We followed him to the garage. It was a graveyard of luxury cars, all covered in a thick, velvety layer of gray dust. A year of isolation had turned his pride and joy into ghosts.
"Really?" I said, my voice dripping with sarcasm. "You stayed in the lab so long you forgot how to use a duster, old man?"
"How come the cars haven't been touched, Father?" Adam asked. His curiosity was worse than my mocking; it was a reminder of how lonely this place really was.
"Well... I had nowhere to go," he admitted. "And no one to go with."
He pulled his hand from his pocket. I watched with surgical intensity as he channeled a stream of golden impulse energy down his arm. It was warm, a familiar heat that made my own power stir in response. With a flick of his fingers, he sent a focused, gentle gale over the black sedan. The dust vanished in seconds, revealing the obsidian paint beneath.
"Our old man still has it," I said, stepping forward. I gave his shoulder a patronizing pat and a grin.
He didn't take it. He gave me a sharp knock on the back of my head. "You little brat. Show some respect for your creator."

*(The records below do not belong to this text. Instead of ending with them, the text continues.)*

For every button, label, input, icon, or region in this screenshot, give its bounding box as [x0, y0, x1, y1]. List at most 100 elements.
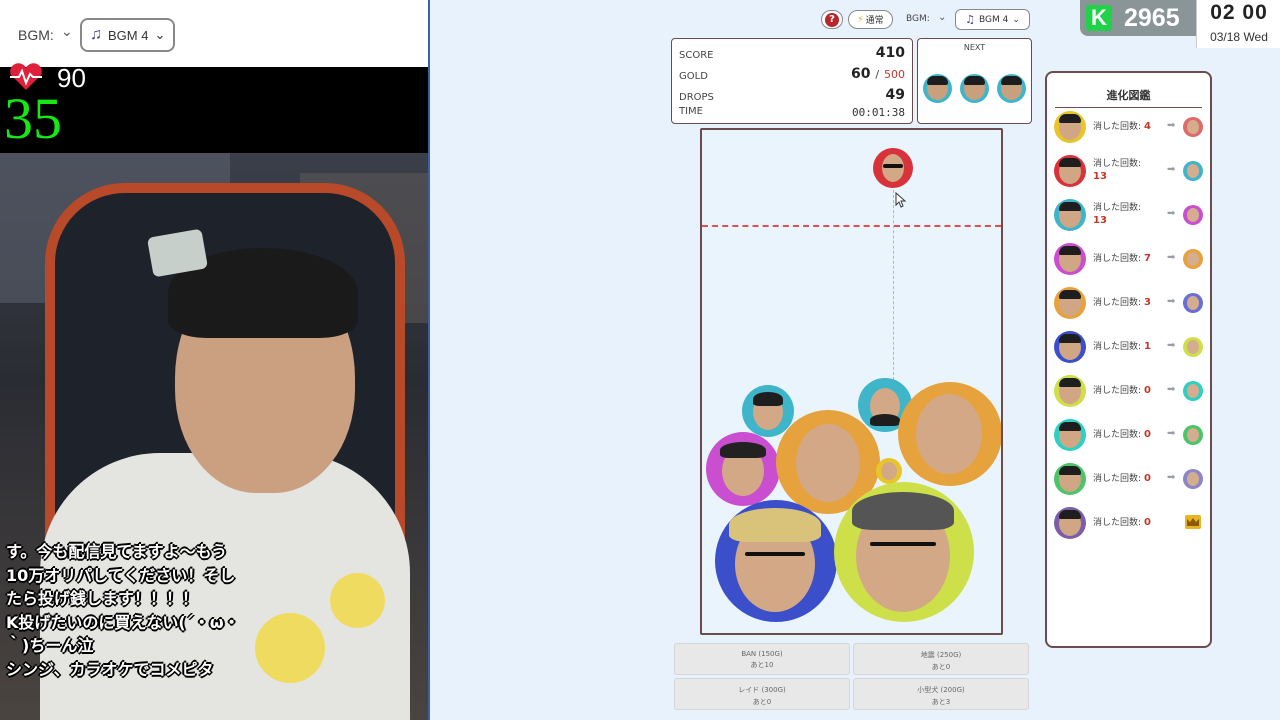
time-row: TIME 00:01:38: [679, 103, 905, 121]
gold-row: GOLD 60 / 500: [679, 66, 905, 84]
held-ball[interactable]: [873, 148, 913, 188]
counter-value: 35: [4, 86, 62, 151]
evolution-count-label: 消した回数: 0: [1093, 427, 1151, 440]
evolution-next-ball: [1183, 381, 1203, 401]
evolution-row: 消した回数: 4 ➡: [1054, 107, 1204, 147]
shirt-print: [330, 573, 385, 628]
item-small-dog-button[interactable]: 小型犬 (200G) あと3: [853, 678, 1029, 710]
clock-time: 02 00: [1210, 1, 1268, 24]
chat-overlay: す。今も配信見てますよ～もう 10万オリパしてください！そし たら投げ銭します！…: [6, 540, 276, 681]
gold-max: 500: [884, 68, 905, 81]
evolution-label-text: 消した回数:: [1093, 298, 1142, 308]
evolution-count-label: 消した回数: 13: [1093, 156, 1141, 182]
clock-date: 03/18 Wed: [1210, 30, 1268, 44]
item-remaining: あと10: [750, 661, 774, 669]
evolution-next-ball: [1183, 293, 1203, 313]
evolution-next-ball: [1183, 117, 1203, 137]
evolution-count: 3: [1144, 297, 1152, 308]
gold-value: 60: [851, 66, 871, 82]
item-name: 地震 (250G): [920, 651, 962, 659]
item-raid-button[interactable]: レイド (300G) あと0: [674, 678, 850, 710]
evolution-count: 7: [1144, 253, 1152, 264]
evolution-row: 消した回数: 0: [1054, 503, 1204, 543]
arrow-right-icon: ➡: [1167, 472, 1176, 483]
evolution-row: 消した回数: 13 ➡: [1054, 151, 1204, 191]
evolution-count-label: 消した回数: 3: [1093, 295, 1151, 308]
evolution-count-label: 消した回数: 4: [1093, 119, 1151, 132]
evolution-count: 1: [1144, 341, 1152, 352]
evolution-next-ball: [1183, 161, 1203, 181]
drops-label: DROPS: [679, 92, 714, 103]
chat-line: す。今も配信見てますよ～もう: [6, 542, 228, 561]
evolution-count-label: 消した回数: 7: [1093, 251, 1151, 264]
drop-guide-line: [893, 190, 894, 380]
evolution-title: 進化図鑑: [1055, 87, 1202, 108]
music-note-icon: ♫: [965, 13, 975, 26]
evolution-face-ball: [1054, 507, 1086, 539]
stream-topbar: BGM: ⌄ ♫ BGM 4 ⌄: [0, 0, 428, 67]
mouse-cursor-icon: [895, 192, 907, 208]
score-panel: SCORE 410 GOLD 60 / 500 DROPS 49 TIME 00…: [671, 38, 913, 124]
item-earthquake-button[interactable]: 地震 (250G) あと0: [853, 643, 1029, 675]
evolution-row: 消した回数: 0 ➡: [1054, 371, 1204, 411]
evolution-label-text: 消した回数:: [1093, 159, 1142, 169]
arrow-right-icon: ➡: [1167, 120, 1176, 131]
evolution-row: 消した回数: 7 ➡: [1054, 239, 1204, 279]
next-ball: [997, 74, 1026, 103]
evolution-face-ball: [1054, 199, 1086, 231]
chevron-down-icon[interactable]: ⌄: [61, 24, 73, 40]
gold-separator: /: [875, 68, 880, 81]
bgm-select-value: BGM 4: [108, 27, 149, 43]
evolution-count: 0: [1144, 385, 1152, 396]
lightning-icon: ⚡: [857, 14, 864, 25]
evolution-count: 13: [1093, 171, 1107, 182]
evolution-count-label: 消した回数: 0: [1093, 383, 1151, 396]
bgm-select[interactable]: ♫ BGM 4 ⌄: [955, 9, 1030, 30]
game-over-line: [702, 225, 1001, 227]
evolution-face-ball: [1054, 155, 1086, 187]
evolution-label-text: 消した回数:: [1093, 518, 1142, 528]
item-name: BAN (150G): [741, 650, 783, 658]
score-value: 410: [875, 45, 905, 61]
evolution-next-ball: [1183, 425, 1203, 445]
speed-button[interactable]: ⚡ 通常: [848, 10, 893, 29]
item-ban-button[interactable]: BAN (150G) あと10: [674, 643, 850, 675]
evolution-face-ball: [1054, 111, 1086, 143]
help-button[interactable]: ?: [821, 10, 843, 29]
evolution-face-ball: [1054, 243, 1086, 275]
evolution-count-label: 消した回数: 0: [1093, 515, 1151, 528]
chevron-down-icon[interactable]: ⌄: [938, 12, 946, 23]
evolution-label-text: 消した回数:: [1093, 342, 1142, 352]
item-name: レイド (300G): [738, 686, 786, 694]
speed-label: 通常: [865, 16, 884, 26]
drops-value: 49: [885, 87, 905, 103]
play-field[interactable]: [700, 128, 1003, 635]
next-ball: [923, 74, 952, 103]
chat-line: 10万オリパしてください！そし: [6, 565, 236, 585]
score-row: SCORE 410: [679, 45, 905, 63]
evolution-panel: 進化図鑑 消した回数: 4 ➡ 消した回数: 13 ➡ 消した回数: 13 ➡ 消した回数: 7 ➡ 消…: [1045, 71, 1212, 648]
next-ball: [960, 74, 989, 103]
next-label: NEXT: [963, 43, 986, 52]
evolution-next-ball: [1183, 205, 1203, 225]
evolution-face-ball: [1054, 463, 1086, 495]
face-ball: [898, 382, 1001, 486]
evolution-label-text: 消した回数:: [1093, 122, 1142, 132]
score-label: SCORE: [679, 50, 714, 61]
time-label: TIME: [679, 106, 704, 117]
item-remaining: あと0: [931, 663, 951, 671]
face-ball: [876, 458, 902, 484]
evolution-label-text: 消した回数:: [1093, 430, 1142, 440]
crown-icon: [1185, 515, 1201, 529]
evolution-row: 消した回数: 13 ➡: [1054, 195, 1204, 235]
bgm-select[interactable]: ♫ BGM 4 ⌄: [80, 18, 175, 52]
evolution-label-text: 消した回数:: [1093, 203, 1142, 213]
stream-panel: BGM: ⌄ ♫ BGM 4 ⌄ 90 35 す。今も配信見てますよ～もう 10…: [0, 0, 428, 720]
evolution-row: 消した回数: 3 ➡: [1054, 283, 1204, 323]
arrow-right-icon: ➡: [1167, 428, 1176, 439]
evolution-row: 消した回数: 0 ➡: [1054, 459, 1204, 499]
arrow-right-icon: ➡: [1167, 296, 1176, 307]
evolution-count: 13: [1093, 215, 1107, 226]
chevron-down-icon: ⌄: [154, 27, 166, 42]
arrow-right-icon: ➡: [1167, 384, 1176, 395]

Adam actually chuckled. He caught the keys the Old Man tossed, his reflexes a blur of impossible speed, and slid into the driver's seat.
"You're driving?" the Old Man asked.
"I've spent eight months in a tube, Father," Adam said, his hands gripping the wheel. "I need to feel the road."
I claimed the back seat, reclining and stretching my legs across the bench. The engine roared to life, a mechanical beast finally waking up. As the garage door hummed open, letting in the blinding, beautiful sunlight, I pulled out my phone.
"How long until we reach Jorgen City?" I asked, my thumbs flying across the screen.
Adam caught my eye in the rearview mirror. A devious, sharp grin spread across his face—the kind that signaled a coming storm. "Three hours at most. One hour if I ignore the speed limit."
"Do not speed," the Old Man commanded. "We are trying to blend in."
"As you wish, Father," Adam replied, though the grin didn't fade.
As we pulled onto the cracked asphalt, I leaned my head against the window, watching the trees blur into a green haze. I knew what the Old Man saw when he looked at me. He saw her fire. He saw the restlessness he couldn't control.
But as I watched the back of Adam's head, I felt the real danger. He was the calm, and I was the storm, and together, we were going to turn Jorgen City upside down.